An important characteristic in the development of suicidal behaviour is that it cannot be linked to only one causal factor. Suicidal behaviour is a consequence of complex interactions of many risk factors.
Psychological characteristics have a special role in the development of the suicidal process, including those associated with our thinking (cognition).
People may differ in the way that they experience, feel, and understand the world around them. Different people can experience the same situation, but perceive it in different ways. For example, a situation could be perceived as tragic and hopeless by one individual, while it might be accepted as a challenge by someone else.
Differences in how individuals perceive experiences are derived from our cognitive and mental characteristics, such as: thinking, attention, memory, understanding, judgement, speaking, learning, computing, etc.

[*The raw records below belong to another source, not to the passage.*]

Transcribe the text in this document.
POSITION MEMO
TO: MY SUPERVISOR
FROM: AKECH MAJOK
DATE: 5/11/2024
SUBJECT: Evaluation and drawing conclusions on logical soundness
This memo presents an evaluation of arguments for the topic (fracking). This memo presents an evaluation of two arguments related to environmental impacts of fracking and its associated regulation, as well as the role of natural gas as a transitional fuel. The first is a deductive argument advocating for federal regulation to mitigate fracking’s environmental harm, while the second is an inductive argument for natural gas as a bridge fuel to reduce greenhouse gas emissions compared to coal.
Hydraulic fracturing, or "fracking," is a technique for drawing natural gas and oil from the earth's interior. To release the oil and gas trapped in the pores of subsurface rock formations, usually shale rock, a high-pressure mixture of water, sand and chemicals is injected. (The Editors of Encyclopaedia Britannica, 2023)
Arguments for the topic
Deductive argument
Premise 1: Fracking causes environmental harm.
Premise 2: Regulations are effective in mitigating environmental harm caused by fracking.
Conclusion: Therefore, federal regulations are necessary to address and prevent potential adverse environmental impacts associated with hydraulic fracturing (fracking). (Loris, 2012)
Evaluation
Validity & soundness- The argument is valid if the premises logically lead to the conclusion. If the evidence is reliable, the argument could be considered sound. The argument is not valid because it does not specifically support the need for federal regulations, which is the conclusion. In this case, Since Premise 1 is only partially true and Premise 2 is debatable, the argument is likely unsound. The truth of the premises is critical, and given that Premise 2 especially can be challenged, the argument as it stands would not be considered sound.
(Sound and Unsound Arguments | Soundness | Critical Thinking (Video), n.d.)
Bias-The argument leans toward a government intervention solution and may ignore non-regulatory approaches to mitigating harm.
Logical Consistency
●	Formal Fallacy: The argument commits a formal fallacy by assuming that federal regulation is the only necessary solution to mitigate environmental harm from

The feeling of defeat, entrapment in a situation, and insolvability of problems
The way an individual experiences and interprets events and the world around them is very important for the development of suicidal behaviour. The psychological risk factors for suicide are explained by the theory “The arrested flight model – cry of pain”. The theory was developed by a psychologist Mark Williams. According to this theory, suicidal behaviour is a consequence of a situation in which the following factors are present:
- stimuli from the environment, giving us a sense of failure in which we feel humiliated or defeated. Due to these feelings a strong desire to escape and/or withdraw develops
- feeling that we cannot withdraw from the situation and that we are trapped in it
- feeling that the situation cannot be resolved, will last forever, and sensing the absence of rescue factors.

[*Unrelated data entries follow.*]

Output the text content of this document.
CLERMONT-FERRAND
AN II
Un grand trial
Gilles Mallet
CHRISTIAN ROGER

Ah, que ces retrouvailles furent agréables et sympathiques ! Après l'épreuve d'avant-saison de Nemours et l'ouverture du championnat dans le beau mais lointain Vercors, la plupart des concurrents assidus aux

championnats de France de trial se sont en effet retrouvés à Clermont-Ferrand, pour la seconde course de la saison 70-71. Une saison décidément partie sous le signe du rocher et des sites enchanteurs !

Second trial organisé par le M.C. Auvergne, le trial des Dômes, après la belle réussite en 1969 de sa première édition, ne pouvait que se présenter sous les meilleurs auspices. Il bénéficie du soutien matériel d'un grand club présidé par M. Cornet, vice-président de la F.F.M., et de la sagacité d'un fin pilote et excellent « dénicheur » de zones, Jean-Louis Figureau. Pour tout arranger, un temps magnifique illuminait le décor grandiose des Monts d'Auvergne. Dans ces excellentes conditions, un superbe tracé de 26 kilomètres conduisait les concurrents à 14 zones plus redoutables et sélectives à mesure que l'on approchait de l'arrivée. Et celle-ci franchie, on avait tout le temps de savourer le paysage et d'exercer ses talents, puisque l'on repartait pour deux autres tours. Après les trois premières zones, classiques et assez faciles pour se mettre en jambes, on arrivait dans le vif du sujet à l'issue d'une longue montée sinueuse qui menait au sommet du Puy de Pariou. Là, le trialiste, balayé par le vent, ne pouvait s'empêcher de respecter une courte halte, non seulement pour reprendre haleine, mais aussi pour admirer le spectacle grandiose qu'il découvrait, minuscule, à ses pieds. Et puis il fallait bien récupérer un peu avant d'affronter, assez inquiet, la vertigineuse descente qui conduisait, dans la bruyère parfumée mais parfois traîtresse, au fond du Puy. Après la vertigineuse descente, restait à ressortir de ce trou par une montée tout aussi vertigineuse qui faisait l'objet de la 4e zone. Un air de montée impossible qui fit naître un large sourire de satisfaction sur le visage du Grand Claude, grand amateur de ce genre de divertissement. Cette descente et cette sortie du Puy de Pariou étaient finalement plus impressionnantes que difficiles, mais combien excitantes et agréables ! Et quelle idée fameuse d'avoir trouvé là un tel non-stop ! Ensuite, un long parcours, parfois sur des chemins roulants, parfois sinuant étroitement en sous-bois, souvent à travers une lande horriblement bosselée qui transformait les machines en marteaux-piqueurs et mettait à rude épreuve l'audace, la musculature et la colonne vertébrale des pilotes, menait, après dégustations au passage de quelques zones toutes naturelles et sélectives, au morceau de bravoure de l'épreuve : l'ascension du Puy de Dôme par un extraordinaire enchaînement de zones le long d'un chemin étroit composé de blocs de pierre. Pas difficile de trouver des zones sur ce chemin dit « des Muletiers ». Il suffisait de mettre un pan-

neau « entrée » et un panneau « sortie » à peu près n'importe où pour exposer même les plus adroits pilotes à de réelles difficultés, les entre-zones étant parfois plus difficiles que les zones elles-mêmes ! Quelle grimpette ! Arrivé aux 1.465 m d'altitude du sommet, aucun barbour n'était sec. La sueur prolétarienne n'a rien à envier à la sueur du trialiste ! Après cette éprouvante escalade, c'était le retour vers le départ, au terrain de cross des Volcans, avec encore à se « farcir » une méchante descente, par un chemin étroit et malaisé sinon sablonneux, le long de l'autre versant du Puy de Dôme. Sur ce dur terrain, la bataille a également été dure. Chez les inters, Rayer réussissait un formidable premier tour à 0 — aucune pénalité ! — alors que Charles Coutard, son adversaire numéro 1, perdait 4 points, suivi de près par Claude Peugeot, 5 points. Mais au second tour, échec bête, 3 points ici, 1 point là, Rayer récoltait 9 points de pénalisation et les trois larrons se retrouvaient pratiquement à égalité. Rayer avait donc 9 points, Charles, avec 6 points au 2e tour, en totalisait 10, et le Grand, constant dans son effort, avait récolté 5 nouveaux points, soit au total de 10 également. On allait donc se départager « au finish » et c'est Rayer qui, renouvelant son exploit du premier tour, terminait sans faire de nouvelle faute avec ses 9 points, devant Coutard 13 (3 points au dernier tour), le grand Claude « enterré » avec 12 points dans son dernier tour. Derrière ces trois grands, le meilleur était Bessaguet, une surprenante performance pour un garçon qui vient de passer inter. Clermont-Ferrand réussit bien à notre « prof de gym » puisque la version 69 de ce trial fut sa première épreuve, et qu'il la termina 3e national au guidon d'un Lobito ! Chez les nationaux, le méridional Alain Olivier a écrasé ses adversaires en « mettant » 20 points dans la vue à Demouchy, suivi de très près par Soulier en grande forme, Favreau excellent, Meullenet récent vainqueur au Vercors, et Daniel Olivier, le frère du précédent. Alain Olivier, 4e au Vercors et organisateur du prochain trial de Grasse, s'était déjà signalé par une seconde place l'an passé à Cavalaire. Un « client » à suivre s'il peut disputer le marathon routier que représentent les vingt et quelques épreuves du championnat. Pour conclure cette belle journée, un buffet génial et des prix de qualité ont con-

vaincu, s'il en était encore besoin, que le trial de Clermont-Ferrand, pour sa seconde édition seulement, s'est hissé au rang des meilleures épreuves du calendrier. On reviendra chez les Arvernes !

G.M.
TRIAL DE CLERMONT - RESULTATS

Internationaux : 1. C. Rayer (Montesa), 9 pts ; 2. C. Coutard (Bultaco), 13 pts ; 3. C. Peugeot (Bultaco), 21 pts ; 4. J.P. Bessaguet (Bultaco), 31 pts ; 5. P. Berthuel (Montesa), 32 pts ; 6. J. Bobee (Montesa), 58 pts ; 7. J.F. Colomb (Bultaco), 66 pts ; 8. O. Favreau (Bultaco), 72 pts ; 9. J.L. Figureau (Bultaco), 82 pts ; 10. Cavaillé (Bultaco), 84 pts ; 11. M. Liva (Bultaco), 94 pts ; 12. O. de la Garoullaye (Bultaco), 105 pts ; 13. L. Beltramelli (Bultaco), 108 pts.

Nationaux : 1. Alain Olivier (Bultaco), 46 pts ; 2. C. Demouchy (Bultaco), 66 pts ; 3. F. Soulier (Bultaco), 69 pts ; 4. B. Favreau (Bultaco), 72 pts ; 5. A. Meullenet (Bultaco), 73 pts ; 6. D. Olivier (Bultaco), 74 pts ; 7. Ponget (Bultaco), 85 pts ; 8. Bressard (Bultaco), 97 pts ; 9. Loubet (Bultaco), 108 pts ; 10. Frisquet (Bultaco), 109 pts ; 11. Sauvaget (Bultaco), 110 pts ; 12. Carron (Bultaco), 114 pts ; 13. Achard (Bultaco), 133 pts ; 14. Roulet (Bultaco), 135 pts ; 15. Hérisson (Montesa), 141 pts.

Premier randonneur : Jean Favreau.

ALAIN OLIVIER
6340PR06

In such situations, feelings of helplessness and despair may be triggered. These feelings can negatively impact future experiences.

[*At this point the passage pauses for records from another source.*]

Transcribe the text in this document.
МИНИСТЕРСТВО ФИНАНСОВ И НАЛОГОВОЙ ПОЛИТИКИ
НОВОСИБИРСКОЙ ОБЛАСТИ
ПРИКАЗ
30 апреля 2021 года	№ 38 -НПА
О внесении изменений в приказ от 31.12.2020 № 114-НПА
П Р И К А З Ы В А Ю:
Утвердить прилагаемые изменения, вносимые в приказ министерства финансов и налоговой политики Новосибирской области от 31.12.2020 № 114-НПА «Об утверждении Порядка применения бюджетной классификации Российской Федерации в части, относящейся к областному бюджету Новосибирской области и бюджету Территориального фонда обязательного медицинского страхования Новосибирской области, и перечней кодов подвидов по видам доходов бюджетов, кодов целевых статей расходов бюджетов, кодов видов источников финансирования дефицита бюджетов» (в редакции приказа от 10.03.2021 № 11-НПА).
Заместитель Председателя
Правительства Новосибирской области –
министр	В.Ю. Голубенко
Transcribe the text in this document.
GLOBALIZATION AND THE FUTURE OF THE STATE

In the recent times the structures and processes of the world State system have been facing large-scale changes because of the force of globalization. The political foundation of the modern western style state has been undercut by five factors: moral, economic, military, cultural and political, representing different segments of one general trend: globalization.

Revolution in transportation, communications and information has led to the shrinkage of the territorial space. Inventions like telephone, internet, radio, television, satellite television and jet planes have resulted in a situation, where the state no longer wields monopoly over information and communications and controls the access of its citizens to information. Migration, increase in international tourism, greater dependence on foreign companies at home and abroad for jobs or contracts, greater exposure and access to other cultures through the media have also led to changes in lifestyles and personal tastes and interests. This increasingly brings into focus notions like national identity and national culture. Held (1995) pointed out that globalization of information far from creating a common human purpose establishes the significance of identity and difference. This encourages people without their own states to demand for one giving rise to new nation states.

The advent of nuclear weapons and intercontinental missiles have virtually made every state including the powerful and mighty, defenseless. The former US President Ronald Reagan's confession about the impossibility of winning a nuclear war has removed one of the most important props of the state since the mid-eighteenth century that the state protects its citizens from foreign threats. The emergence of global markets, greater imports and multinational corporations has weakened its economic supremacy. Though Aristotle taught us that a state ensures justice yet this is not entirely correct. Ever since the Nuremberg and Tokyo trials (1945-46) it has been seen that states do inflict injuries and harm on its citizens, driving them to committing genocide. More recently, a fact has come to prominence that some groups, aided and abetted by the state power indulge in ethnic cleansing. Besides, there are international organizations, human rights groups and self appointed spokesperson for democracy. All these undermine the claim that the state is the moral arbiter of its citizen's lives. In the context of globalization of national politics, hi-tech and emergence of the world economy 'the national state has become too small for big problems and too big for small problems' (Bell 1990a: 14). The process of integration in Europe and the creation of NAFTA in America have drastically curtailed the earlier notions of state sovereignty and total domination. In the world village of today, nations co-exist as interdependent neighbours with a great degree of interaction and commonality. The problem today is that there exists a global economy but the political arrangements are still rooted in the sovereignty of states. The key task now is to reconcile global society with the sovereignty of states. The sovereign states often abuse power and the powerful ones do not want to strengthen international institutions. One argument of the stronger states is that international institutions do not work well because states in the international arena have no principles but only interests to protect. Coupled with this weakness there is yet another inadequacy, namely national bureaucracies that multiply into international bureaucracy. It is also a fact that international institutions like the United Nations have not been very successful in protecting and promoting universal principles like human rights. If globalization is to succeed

People who don’t have serious problems or mental distress may feel desperate and helpless for a short time, but will then work through their problems.
People can solve their problems by re-directing their attention to things with a positive influence. They may remember how they solved similar problems in the past or that this is a temporary situation that will pass sooner or later. However, this might be different for people experiencing serious mental distress. If they have viewed themselves and the world in a negative manner for a prolonged time, they may be convinced that the future won’t bring anything good which may lead to despair. This can trigger the desire to withdraw or escape, and promote suicidal thoughts.
Issues with problem solving and the risk of suicide
Unlike people who have well developed cognitive skills and problem solving strategies (as described above), people who are experiencing serious mental distress may have reduced cognitive abilities.
For people who are thinking about suicide, it is typical that they are more attentive to negative stimuli or events. They perceive negative stimuli faster and interpret neutral stimuli negatively.
At the same time they have difficulties solving problems, as they have difficulty remembering how they solved similar problems in the past. Since they assess and evaluate events due to mental distress differently, they don’t expect any positive events for themselves in the future. Due to these factors, their emotional distress can deepen even further.
How to act?
The content of events is not necessarily the trigger of suicidal behaviour. What is important is the manner in which an individual experiences and interprets the events. The manner in which a person at risk for suicide interprets the events is predominantly negative. In order to change both the experience and interpretation of the events, an appropriate therapy can be helpful. Therapy can vary from psychological interventions to pharmaceutical treatments. It is important to seek help as soon as possible.